Derek John Humphry was born on April 29, 1930 in Bath, England. His father, Royston Martin Humphry, was a travel seller. His mother, Bettine (Dugan) Humphry, had been a fashion model before getting married.
After leaving school at the age of 15, Derek got a job as a newspaper. The following year, Bristol’s evening world took it as a journalist. He continued to report for the Manchester Evening News and the Daily Mail before moving to the Sunday Times in London and then to the Los Angeles Times.
Before turning to the books on death, Mr. Humphry wrote “because they are black” (1971), an examination of racial discrimination written with Gus John, a black social worker; And “Police and Neri power” (1972), on racism and corruption in the courtyard of Scotland.
Mr. Humphry was also a polarizing figure within the movement from right to death.
In 1990, he and Mrs. Wickett Humphry divorced and fought bitterly in the media. He called him a “fraud”, accusing him of leaving it because he had been diagnosed with cancer. Mr. Humphry denied the accusation.
“This was a very shaky marriage,” he told the New York Times in 1990. “This is extremely painful, as bad as Jean’s death. I lost my home; I lived in a motel for three months.”
Mrs. WICKETT Humphry killed himself in October 1991.
In a video recorded the day before, he expressed doubts about the work they had done together, including helping his parents to finish life at home.
“I moved away from that house thinking that we are both killers,” he said in the video, that he was revised by the Times.
Mr. Humphry went to “damage control” mode, “he said to the Times. He put a half -page advertising in the newspaper explaining his side of the story.
“Unfortunately, for most of his life, Ann was persecuted by emotional problems,” said advertising, adding that “suicide for reasons of depression has never been part of the Create’s creed”.
The death and reserves of Mrs. WICKETT HUMPHRY on the right to diet movement caused effort within the Hemlock Society. Humphry resigned as an executive director in 1992 and started the research and orientation organization of euthanasia.

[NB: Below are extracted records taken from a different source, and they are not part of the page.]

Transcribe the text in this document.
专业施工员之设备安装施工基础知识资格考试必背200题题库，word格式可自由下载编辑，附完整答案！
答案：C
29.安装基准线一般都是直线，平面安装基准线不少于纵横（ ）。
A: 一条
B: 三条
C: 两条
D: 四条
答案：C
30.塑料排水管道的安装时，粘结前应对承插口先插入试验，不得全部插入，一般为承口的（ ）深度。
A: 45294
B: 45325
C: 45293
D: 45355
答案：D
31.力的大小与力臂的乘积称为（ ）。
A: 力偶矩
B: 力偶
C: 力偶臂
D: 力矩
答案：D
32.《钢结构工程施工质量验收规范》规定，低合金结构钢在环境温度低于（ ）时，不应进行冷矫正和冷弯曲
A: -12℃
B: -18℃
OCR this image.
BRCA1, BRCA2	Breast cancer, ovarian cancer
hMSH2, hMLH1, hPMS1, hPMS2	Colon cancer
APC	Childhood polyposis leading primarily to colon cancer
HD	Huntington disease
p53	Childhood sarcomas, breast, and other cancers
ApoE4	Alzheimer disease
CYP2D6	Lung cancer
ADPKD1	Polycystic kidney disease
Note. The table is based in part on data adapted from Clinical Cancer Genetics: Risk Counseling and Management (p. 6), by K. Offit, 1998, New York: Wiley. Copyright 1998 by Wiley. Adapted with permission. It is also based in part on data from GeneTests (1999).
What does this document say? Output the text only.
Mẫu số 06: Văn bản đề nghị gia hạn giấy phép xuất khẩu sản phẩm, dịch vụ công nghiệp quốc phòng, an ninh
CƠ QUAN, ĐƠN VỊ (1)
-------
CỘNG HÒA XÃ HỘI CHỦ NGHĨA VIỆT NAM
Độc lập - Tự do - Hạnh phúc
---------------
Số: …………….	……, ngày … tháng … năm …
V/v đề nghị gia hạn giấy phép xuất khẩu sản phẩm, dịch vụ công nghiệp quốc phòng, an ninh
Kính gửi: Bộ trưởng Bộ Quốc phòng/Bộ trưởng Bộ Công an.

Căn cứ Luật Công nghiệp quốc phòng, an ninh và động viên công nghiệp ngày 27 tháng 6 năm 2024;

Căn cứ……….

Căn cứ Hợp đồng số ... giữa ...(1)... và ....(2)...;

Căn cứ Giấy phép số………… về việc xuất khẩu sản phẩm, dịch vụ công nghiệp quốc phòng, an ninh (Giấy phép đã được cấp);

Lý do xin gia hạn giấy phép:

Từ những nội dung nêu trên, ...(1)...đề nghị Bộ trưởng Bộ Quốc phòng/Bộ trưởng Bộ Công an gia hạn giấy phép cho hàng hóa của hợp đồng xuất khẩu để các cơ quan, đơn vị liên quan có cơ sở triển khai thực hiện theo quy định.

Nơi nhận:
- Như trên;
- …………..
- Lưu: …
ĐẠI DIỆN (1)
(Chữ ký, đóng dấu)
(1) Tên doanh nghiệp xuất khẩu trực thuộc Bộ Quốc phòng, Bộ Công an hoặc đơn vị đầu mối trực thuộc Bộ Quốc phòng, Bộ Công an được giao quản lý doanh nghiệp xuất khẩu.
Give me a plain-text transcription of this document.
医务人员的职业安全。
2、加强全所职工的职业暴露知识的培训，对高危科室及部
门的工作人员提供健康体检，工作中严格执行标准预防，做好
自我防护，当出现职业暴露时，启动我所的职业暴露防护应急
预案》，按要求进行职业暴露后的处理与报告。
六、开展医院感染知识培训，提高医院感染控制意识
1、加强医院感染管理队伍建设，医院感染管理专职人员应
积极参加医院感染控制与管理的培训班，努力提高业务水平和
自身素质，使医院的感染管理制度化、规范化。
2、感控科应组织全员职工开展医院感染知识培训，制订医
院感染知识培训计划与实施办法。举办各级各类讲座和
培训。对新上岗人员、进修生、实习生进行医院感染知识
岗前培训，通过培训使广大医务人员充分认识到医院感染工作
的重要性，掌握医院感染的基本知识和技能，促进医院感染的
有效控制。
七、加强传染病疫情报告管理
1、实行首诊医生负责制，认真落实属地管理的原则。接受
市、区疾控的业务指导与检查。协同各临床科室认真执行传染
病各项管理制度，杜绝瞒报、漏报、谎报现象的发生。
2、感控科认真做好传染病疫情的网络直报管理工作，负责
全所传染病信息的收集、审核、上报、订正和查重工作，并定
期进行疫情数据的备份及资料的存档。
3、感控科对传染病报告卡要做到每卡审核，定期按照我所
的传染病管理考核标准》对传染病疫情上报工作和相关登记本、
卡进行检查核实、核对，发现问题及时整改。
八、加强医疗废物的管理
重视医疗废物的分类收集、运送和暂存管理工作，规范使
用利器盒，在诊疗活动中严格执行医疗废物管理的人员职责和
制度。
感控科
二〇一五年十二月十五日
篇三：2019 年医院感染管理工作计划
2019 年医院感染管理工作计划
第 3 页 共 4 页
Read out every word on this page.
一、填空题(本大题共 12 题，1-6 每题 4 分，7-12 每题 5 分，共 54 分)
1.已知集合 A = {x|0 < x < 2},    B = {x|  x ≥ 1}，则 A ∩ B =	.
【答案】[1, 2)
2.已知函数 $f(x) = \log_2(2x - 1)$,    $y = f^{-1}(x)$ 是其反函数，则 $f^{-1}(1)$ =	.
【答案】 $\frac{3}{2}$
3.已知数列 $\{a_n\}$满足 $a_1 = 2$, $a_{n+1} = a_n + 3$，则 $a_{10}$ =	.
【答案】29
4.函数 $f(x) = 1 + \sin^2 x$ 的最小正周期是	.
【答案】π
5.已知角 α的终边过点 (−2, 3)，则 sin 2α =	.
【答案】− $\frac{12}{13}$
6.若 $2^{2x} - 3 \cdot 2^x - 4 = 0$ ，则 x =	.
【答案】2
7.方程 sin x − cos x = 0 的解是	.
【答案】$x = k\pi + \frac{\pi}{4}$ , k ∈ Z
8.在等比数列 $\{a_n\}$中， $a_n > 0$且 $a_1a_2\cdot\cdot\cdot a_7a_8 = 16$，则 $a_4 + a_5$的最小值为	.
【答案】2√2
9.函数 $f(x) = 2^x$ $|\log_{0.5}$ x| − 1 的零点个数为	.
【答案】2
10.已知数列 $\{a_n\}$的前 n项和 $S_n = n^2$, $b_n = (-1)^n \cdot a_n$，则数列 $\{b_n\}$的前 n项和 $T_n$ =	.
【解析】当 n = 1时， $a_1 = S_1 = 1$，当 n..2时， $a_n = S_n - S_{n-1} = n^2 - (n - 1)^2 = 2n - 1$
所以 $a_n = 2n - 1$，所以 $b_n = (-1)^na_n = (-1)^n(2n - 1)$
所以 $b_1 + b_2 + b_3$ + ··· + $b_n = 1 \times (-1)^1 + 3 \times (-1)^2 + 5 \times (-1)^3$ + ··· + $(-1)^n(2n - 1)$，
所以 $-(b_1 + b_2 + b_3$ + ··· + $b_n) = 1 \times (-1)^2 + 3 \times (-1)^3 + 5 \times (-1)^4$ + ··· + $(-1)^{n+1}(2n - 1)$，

The Hemlock Society eventually popped up in several new groups, including the final release network, which Mr. Humphry helped to start.
He married Gretchen Crocker in 1991. She survives, together with three children of her first marriage; three grandchildren; It is a great -grandson.
Lowrey Brown, a “output” output “output network that helps to plan thermal patients, said in an interview that its customers sometimes attribute Mr. Humphry and” final exit “for giving them the courage to place end to their life.
“It was the Hemlock Society and the book” Exit Final Exit “that really crossed the threshold of bringing it to the lounges of ordinary Americans as a topic of discussion,” said Mrs. Brown. “You may talk about the thanksgiving dining table.”
If you have thoughts of suicide, call or send a 988 text to reach the suicide and the Langa crisis or go to SpeakOofsuicical.com/resources For a list of additional resources.